We have a firm belief, that by taking a pause here in the fourth quarter the fact that, that free cash flow it is still going to accrue to shareholders, it will accrue to shareholders through a lower debt balance in terms of where we exit this year, as opposed to a lower share count. And if that puts us in a position to accelerate buybacks in 2023, we think that that’s a prudent decision here in the short-term.

Unidentified Analyst

Thanks, Lars.

Lars Glemser

Yeah.

Unidentified Analyst

Got it. Yeah. Thank you. And then, I guess, maybe just a final one on that last one. You said obviously accruing to shareholders. I guess a big part of the Vermilion story. And I know it’s sort of part of the energy space in general has been sort of the capital return story.

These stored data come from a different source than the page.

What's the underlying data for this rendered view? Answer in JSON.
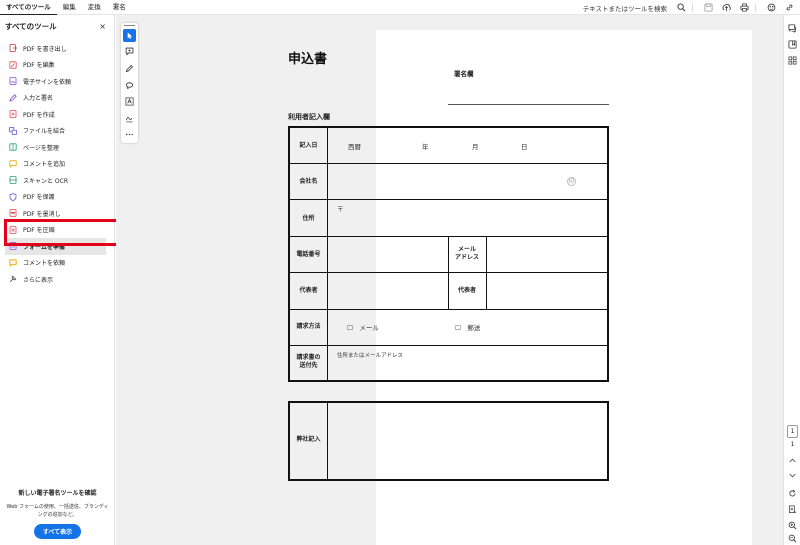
{
  "menu": {
    "items": [
      "すべてのツール",
      "編集",
      "変換",
      "署名"
    ]
  },
  "toolbar": {
    "search_text": "テキストまたはツールを検索",
    "icons": [
      "search-icon",
      "save-icon",
      "upload-icon",
      "print-icon",
      "share-icon",
      "link-icon"
    ]
  },
  "left_panel": {
    "title": "すべてのツール",
    "close": "×",
    "tools": [
      {
        "label": "PDF を書き出し",
        "icon": "export-pdf-icon",
        "color": "#d7373f"
      },
      {
        "label": "PDF を編集",
        "icon": "edit-pdf-icon",
        "color": "#e34850"
      },
      {
        "label": "電子サインを依頼",
        "icon": "request-esign-icon",
        "color": "#8d4bd6"
      },
      {
        "label": "入力と署名",
        "icon": "fill-sign-icon",
        "color": "#8d4bd6"
      },
      {
        "label": "PDF を作成",
        "icon": "create-pdf-icon",
        "color": "#e34850"
      },
      {
        "label": "ファイルを結合",
        "icon": "combine-files-icon",
        "color": "#5c5ce0"
      },
      {
        "label": "ページを整理",
        "icon": "organize-pages-icon",
        "color": "#2d9d78"
      },
      {
        "label": "コメントを追加",
        "icon": "comment-icon",
        "color": "#e6a700"
      },
      {
        "label": "スキャンと OCR",
        "icon": "scan-ocr-icon",
        "color": "#2d9d78"
      },
      {
        "label": "PDF を保護",
        "icon": "protect-pdf-icon",
        "color": "#5c5ce0"
      },
      {
        "label": "PDF を墨消し",
        "icon": "redact-pdf-icon",
        "color": "#e34850"
      },
      {
        "label": "PDF を圧縮",
        "icon": "compress-pdf-icon",
        "color": "#e34850"
      },
      {
        "label": "フォームを準備",
        "icon": "prepare-form-icon",
        "color": "#8d4bd6",
        "selected": true
      },
      {
        "label": "コメントを依頼",
        "icon": "request-comment-icon",
        "color": "#e6a700"
      },
      {
        "label": "さらに表示",
        "icon": "more-tools-icon",
        "color": "#444444"
      }
    ],
    "promo": {
      "title": "新しい電子署名ツールを確認",
      "description": "Web フォームの使用、一括送信、ブランディングの追加など。",
      "button": "すべて表示"
    }
  },
  "float_toolbar": {
    "tools": [
      "select-cursor-icon",
      "add-comment-icon",
      "draw-pen-icon",
      "draw-shape-icon",
      "add-text-icon",
      "sign-icon",
      "more-icon"
    ]
  },
  "document": {
    "title": "申込書",
    "sign_label": "署名欄",
    "section_title": "利用者記入欄",
    "rows": {
      "date_label": "記入日",
      "date_era": "西暦",
      "date_year": "年",
      "date_month": "月",
      "date_day": "日",
      "company_label": "会社名",
      "seal_mark": "印",
      "address_label": "住所",
      "postal_mark": "〒",
      "phone_label": "電話番号",
      "email_label_1": "メール",
      "email_label_2": "アドレス",
      "rep_label": "代表者",
      "rep_label_2": "代表者",
      "method_label": "請求方法",
      "method_mail": "☐　メール",
      "method_post": "☐　郵送",
      "dest_label_1": "請求書の",
      "dest_label_2": "送付先",
      "dest_value": "住所またはメールアドレス"
    },
    "office_label": "弊社記入"
  },
  "right_rail": {
    "current_page": "1",
    "total_pages": "1"
  },
  "colors": {
    "accent": "#1473e6",
    "highlight": "#e2001a"
  }
}
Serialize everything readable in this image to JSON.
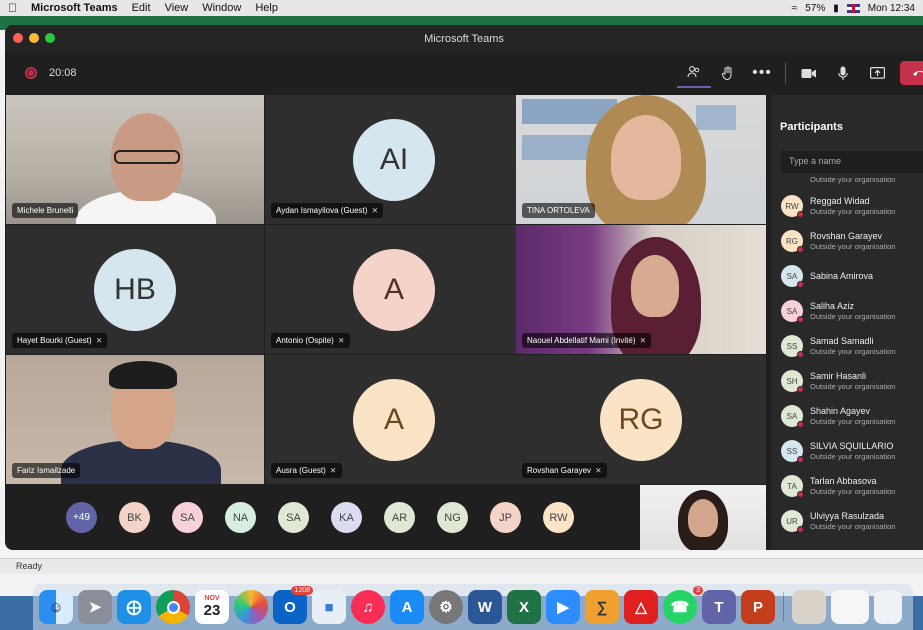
{
  "menubar": {
    "app": "Microsoft Teams",
    "items": [
      "Edit",
      "View",
      "Window",
      "Help"
    ],
    "battery": "57%",
    "clock": "Mon 12:34"
  },
  "excel": {
    "status": "Ready"
  },
  "window": {
    "title": "Microsoft Teams"
  },
  "call": {
    "timer": "20:08",
    "colors": {
      "leave": "#c4314b",
      "accent": "#6264a7"
    }
  },
  "tiles": [
    {
      "name": "Michele Brunelli",
      "type": "video",
      "muted": false
    },
    {
      "name": "Aydan Ismayilova (Guest)",
      "type": "avatar",
      "initials": "AI",
      "color": "#d6e6ee",
      "muted": true
    },
    {
      "name": "TINA ORTOLEVA",
      "type": "video",
      "muted": false
    },
    {
      "name": "Hayet Bourki (Guest)",
      "type": "avatar",
      "initials": "HB",
      "color": "#d6e6ee",
      "muted": true
    },
    {
      "name": "Antonio (Ospite)",
      "type": "avatar",
      "initials": "A",
      "color": "#f4d3c8",
      "muted": true
    },
    {
      "name": "Naouel Abdellatif Mami (Invité)",
      "type": "video",
      "muted": true
    },
    {
      "name": "Fariz Ismailzade",
      "type": "video",
      "muted": false
    },
    {
      "name": "Ausra (Guest)",
      "type": "avatar",
      "initials": "A",
      "color": "#fbe3c6",
      "muted": true
    },
    {
      "name": "Rovshan Garayev",
      "type": "avatar",
      "initials": "RG",
      "color": "#fbe3c6",
      "muted": true
    }
  ],
  "strip": [
    {
      "initials": "+49",
      "color": "#6264a7"
    },
    {
      "initials": "BK",
      "color": "#f4d3c8"
    },
    {
      "initials": "SA",
      "color": "#f7d0d8"
    },
    {
      "initials": "NA",
      "color": "#d6eee0"
    },
    {
      "initials": "SA",
      "color": "#dfe8d4"
    },
    {
      "initials": "KA",
      "color": "#dcdcf0"
    },
    {
      "initials": "AR",
      "color": "#dfe8d4"
    },
    {
      "initials": "NG",
      "color": "#dfe8d4"
    },
    {
      "initials": "JP",
      "color": "#f4d3c8"
    },
    {
      "initials": "RW",
      "color": "#fbe3c6"
    }
  ],
  "panel": {
    "title": "Participants",
    "search_placeholder": "Type a name",
    "top_sub": "Outside your organisation",
    "participants": [
      {
        "initials": "RW",
        "name": "Reggad Widad",
        "sub": "Outside your organisation",
        "color": "#fbe3c6",
        "status": "#c4314b"
      },
      {
        "initials": "RG",
        "name": "Rovshan Garayev",
        "sub": "Outside your organisation",
        "color": "#fbe3c6",
        "status": "#c4314b"
      },
      {
        "initials": "SA",
        "name": "Sabina Amirova",
        "sub": "",
        "color": "#d6e6ee",
        "status": "#c4314b"
      },
      {
        "initials": "SA",
        "name": "Saliha Aziz",
        "sub": "Outside your organisation",
        "color": "#f7d0d8",
        "status": "#c4314b"
      },
      {
        "initials": "SS",
        "name": "Samad Samadli",
        "sub": "Outside your organisation",
        "color": "#dfe8d4",
        "status": "#c4314b"
      },
      {
        "initials": "SH",
        "name": "Samir Hasanli",
        "sub": "Outside your organisation",
        "color": "#dfe8d4",
        "status": "#c4314b"
      },
      {
        "initials": "SA",
        "name": "Shahin Agayev",
        "sub": "Outside your organisation",
        "color": "#dfe8d4",
        "status": "#c4314b"
      },
      {
        "initials": "SS",
        "name": "SILVIA SQUILLARIO",
        "sub": "Outside your organisation",
        "color": "#d6e6ee",
        "status": "#c4314b"
      },
      {
        "initials": "TA",
        "name": "Tarlan Abbasova",
        "sub": "Outside your organisation",
        "color": "#dfe8d4",
        "status": "#c4314b"
      },
      {
        "initials": "UR",
        "name": "Ulviyya Rasulzada",
        "sub": "Outside your organisation",
        "color": "#dfe8d4",
        "status": "#c4314b"
      }
    ]
  },
  "dock": {
    "calendar": {
      "month": "NOV",
      "day": "23"
    },
    "outlook_badge": "1208",
    "whatsapp_badge": "3"
  }
}
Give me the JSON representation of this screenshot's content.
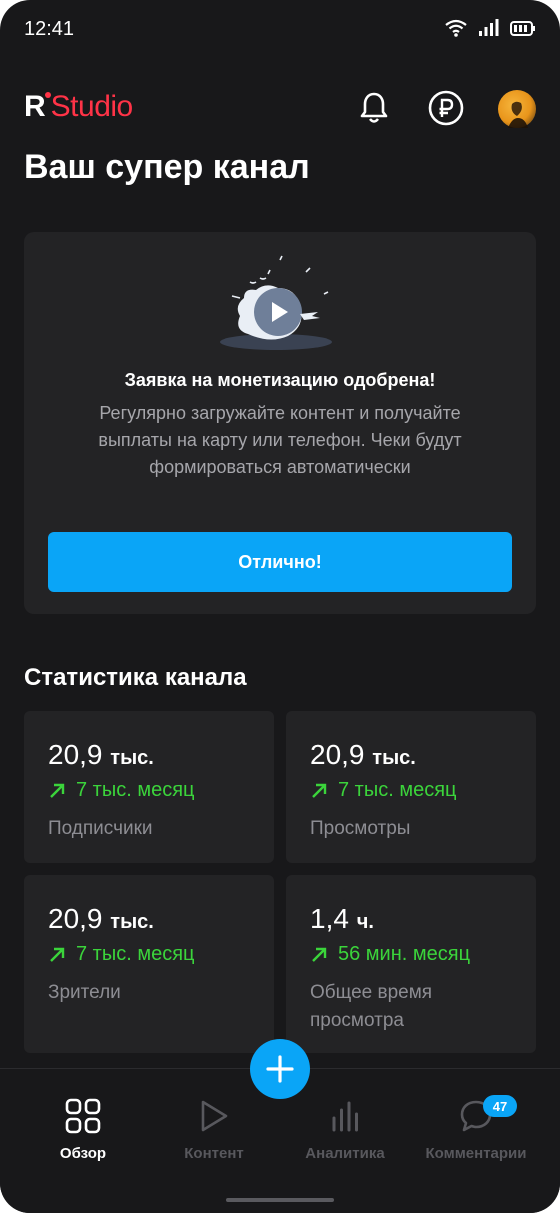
{
  "status_bar": {
    "time": "12:41"
  },
  "header": {
    "logo_letter": "R",
    "logo_text": "Studio"
  },
  "page_title": "Ваш супер канал",
  "monetization": {
    "heading": "Заявка на монетизацию одобрена!",
    "text": "Регулярно загружайте контент и получайте выплаты на карту или телефон. Чеки будут формироваться автоматически",
    "button_label": "Отлично!"
  },
  "stats": {
    "title": "Статистика канала",
    "cards": [
      {
        "value": "20,9",
        "unit": "тыс.",
        "delta": "7 тыс. месяц",
        "label": "Подписчики"
      },
      {
        "value": "20,9",
        "unit": "тыс.",
        "delta": "7 тыс. месяц",
        "label": "Просмотры"
      },
      {
        "value": "20,9",
        "unit": "тыс.",
        "delta": "7 тыс. месяц",
        "label": "Зрители"
      },
      {
        "value": "1,4",
        "unit": "ч.",
        "delta": "56 мин. месяц",
        "label": "Общее время просмотра"
      }
    ]
  },
  "nav": {
    "items": [
      {
        "label": "Обзор",
        "icon": "grid-icon",
        "active": true
      },
      {
        "label": "Контент",
        "icon": "play-icon",
        "active": false
      },
      {
        "label": "Аналитика",
        "icon": "bar-chart-icon",
        "active": false
      },
      {
        "label": "Комментарии",
        "icon": "comment-icon",
        "active": false,
        "badge": "47"
      }
    ]
  },
  "colors": {
    "accent": "#0aa5f7",
    "brand": "#ff3347",
    "positive": "#3bd43b",
    "background": "#18181a",
    "card": "#232325"
  }
}
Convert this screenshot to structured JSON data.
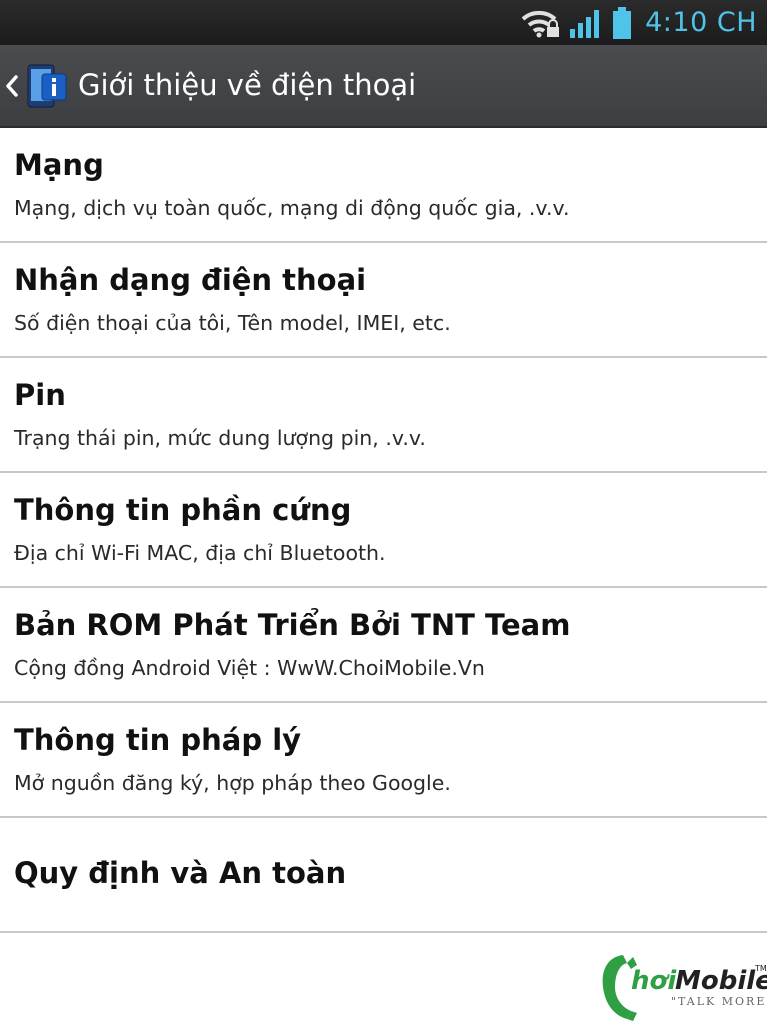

And I guess the pause near-term given sort of the windfall tax situation. And I don’t know if there’s any related on the production or cost side as well, if that any reason there.

But how important does the capital returns remain as part of Vermilion’s sort of shareholder story in general, just given that the pause is happening here. And obviously, there’s going to be a reaction from shareholders to that. So…

Dion Hatcher

Yeah, I can take this one. I mean, I think if you look back on the history of the company, we paid over $40 a share of dividends. Our focus is to have a strong balance sheet. And as debt levels decrease to return increasing amounts of cash flow to our shareholders.

And again, over the longer timeframe, we’ve consistently done that. I think to Lars’ point, we were about 25%, 26% of free cash flow return to our shareholders for return of capital in Q3. We hit the pause in Q4.

And again, really just that trade-off of near-term, gathering more data as well as prioritizing year-end debt balance. And I think it just positions us to be that much stronger going into 2023.

If you look at where our debt level is going to be and where the strip pricing is currently for all commodities, again, we think we’re positioned well. The next step for us is to continue to work through this in December.

And we look forward to releasing our budget early in the New Year. And that I think then would provide an appropriate time to really get into the details around spending levels, free cash flow levels or thoughts on return on capital.

But just to be clear, a pause in Q4 does not, in any way, infer our change our commitment to return capital to our shareholders. Again, we’ve got a long-term track record of doing that. It was truly for this quarter to pause and gathers additional information and focus on a lower year-end debt target.

Unidentified Analyst

Got it, all right. Thank you, guys. I’ll talk later offline. Thanks.

Dion Hatcher

Great. Great questions. Thank you.

Operator

It appears there are no further questions at this time. I would like to turn the conference back over to Dion Hatcher for any additional or closing remarks.

Dion Hatcher

I just want to say thank you again, for participating in our Q3 release.

Operator

That will conclude today’s conference. Have a good day. You may now disconnect.